Some EU authorities have presented an ambitious plan. The Competitiveness Council and the Dutch EU presidency were involved. (On July 1st, Slovakia will take over the EU presidency.)
In four years, all scientific papers resulting from publicly funded research should be available to everyone for free.
I tend to say that it's a natural plan. The public funds the research so the public may expect to have access to all the results. Well, it's only the public at some territory that has paid and the whole world will have access to the results – so the benefactors and the beneficiaries don't quite match. But some people could say that they're close enough. ;-)
Needless to say, it would be pretty tragic or dangerous if a similar condition were imposed on the papers resulting from privately sponsored research. Thankfully, they are not doing such a thing.

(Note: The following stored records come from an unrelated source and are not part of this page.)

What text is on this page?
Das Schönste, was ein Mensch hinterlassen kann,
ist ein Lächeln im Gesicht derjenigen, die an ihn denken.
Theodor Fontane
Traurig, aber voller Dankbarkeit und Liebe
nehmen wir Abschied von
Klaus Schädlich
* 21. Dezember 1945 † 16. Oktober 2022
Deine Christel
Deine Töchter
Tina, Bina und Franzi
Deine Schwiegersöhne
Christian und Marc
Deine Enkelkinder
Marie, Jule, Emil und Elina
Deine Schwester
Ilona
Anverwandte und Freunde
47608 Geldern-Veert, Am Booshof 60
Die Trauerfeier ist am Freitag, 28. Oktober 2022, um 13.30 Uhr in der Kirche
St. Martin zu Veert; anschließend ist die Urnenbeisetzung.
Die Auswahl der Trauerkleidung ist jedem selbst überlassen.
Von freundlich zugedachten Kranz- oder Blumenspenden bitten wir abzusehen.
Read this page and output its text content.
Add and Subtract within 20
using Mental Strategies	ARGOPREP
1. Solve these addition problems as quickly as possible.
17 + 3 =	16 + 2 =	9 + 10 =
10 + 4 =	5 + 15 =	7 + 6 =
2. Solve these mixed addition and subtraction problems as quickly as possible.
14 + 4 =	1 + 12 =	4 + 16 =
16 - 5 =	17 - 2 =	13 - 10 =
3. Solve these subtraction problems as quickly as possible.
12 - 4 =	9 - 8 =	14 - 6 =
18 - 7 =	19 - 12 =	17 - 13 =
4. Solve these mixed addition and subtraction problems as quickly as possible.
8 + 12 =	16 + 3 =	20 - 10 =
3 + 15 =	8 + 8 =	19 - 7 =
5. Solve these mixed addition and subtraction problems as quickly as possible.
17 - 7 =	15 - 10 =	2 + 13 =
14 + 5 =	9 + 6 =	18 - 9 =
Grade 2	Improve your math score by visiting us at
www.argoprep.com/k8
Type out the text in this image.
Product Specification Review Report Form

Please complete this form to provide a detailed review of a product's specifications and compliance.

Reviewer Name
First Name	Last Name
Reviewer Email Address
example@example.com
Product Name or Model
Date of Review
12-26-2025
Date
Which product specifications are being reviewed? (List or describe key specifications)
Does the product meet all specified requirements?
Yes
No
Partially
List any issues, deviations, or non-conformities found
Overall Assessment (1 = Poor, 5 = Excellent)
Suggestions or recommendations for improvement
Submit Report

Still, such a change represents a transformation of the status quo for journals and others that currently depend on the papers' not being quite for free. The journals and others should be compensated in some way – either via a one-time compensation or in some proportional way, according to some formula, and I think that the proponents of the paradigm should think hard and figure out how to deal with these things.
Without such a compensation, the policy could be considered a partial liquidation or nationalization (well, a supernationalization because the EU isn't a nation state) of the journals and others who currently get some revenue from papers' not being free. And I would personally find it unacceptable because even though these companies may have demanded very high fees etc., they have been doing some respectable things for science, anyway, they had totally decent and legal owners or stockholders, and they simply shouldn't be existentially damaged just because they have been successful in the enterprise involving the selection, refinement, publication, and the selective access to the scientific papers.
There was a similar plan localized to high energy physics that all papers in the field should be free by now. Has it fully succeeded? I can basically get all the new papers I need – but is the rule really general? Has it worked? Were all the journals satisfied with the outcome etc.? Can the HEP experience serve as a template for all of science? Can the success be extended to older papers as well?
We will see what happens. It's completely possible that the European Union will no longer exist in 2020 – or it will exist in a very different form than the today's form. But this particular plan is an example of a social engineering that I can imagine to be a positive advance. Am I wrong?